= Zero-one-infinity rule =

Software design rule

The zero-one-infinity (ZOI) rule is a rule of thumb in software design proposed by early computing pioneer Willem van der Poel. It argues that arbitrary limits on the number of instances of a particular type of data or structure should not be allowed. Instead, an entity should either be forbidden entirely, only one should be allowed, or any number of them should be allowed. Although various factors outside that particular software could limit this number in practice, it should not be the software itself that puts a hard limit on the number of instances of the entity.

Examples of this rule may be found in the structure of many file systems' directories (also known as folders):
- 0 – The topmost directory has zero parent directories; that is, there is no directory that contains the topmost directory.
- 1 – Each subdirectory has exactly one parent directory (not including shortcuts to the directory's location; while such files may have similar icons to the icons of the destination directories, they are not directories at all).
- Infinity – Each directory, whether the topmost directory or any of its subdirectories, according to the file system's rules, may contain any number of files or subdirectories. Practical limits to this number are caused by other factors, such as space available on storage media.

==Authorship==

Van der Poel confirmed that he was the originator of the rule, but Bruce MacLennan has also claimed authorship (in the form "The only reasonable numbers are zero, one and infinity."), writing in 2015 that:

Of course, the Zero-One-Infinity Principle was intended as a design principle for programming languages, and similar things, in order to keep them cognitively manageable. I formulated it in the early 70s, when I was working on programming language design and annoyed by all the arbitrary numbers that appeared in some of the languages of the day. I certainly have no argument against estimates, limits, or numbers in general! As you said, the problem is with arbitrary numbers.

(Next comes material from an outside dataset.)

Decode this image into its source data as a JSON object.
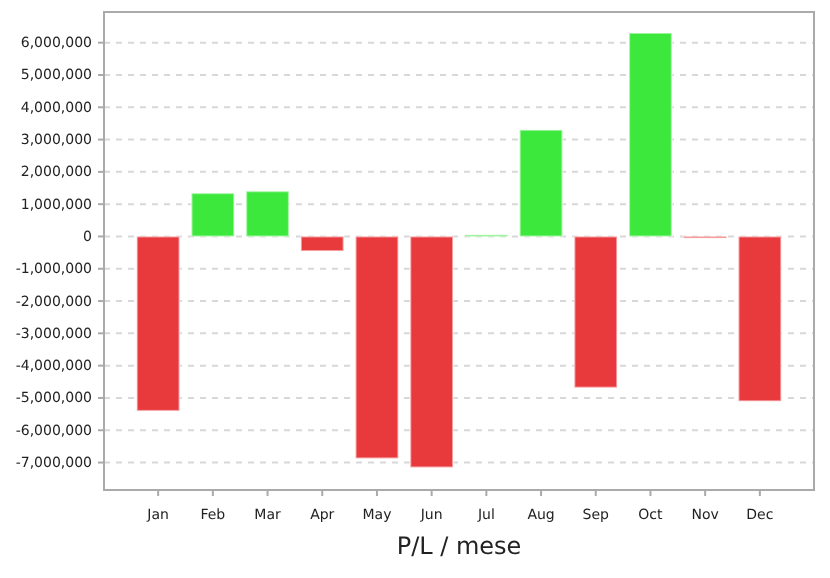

I don't think I used it in print before I wrote my 1983 PL book [Principles of Programming Languages: Design, Evaluation, and Implementation]. Dick Hamming encouraged me to organize it around principles (a la Kernighan & Plauger and Strunk & White), and the Zero-One-Infinity Principle was one of the first. (FWIW, the name "Zero-One-Infinity Principle" was inspired by George Gamow's book "One Two Three... Infinity", which I read in grade school.)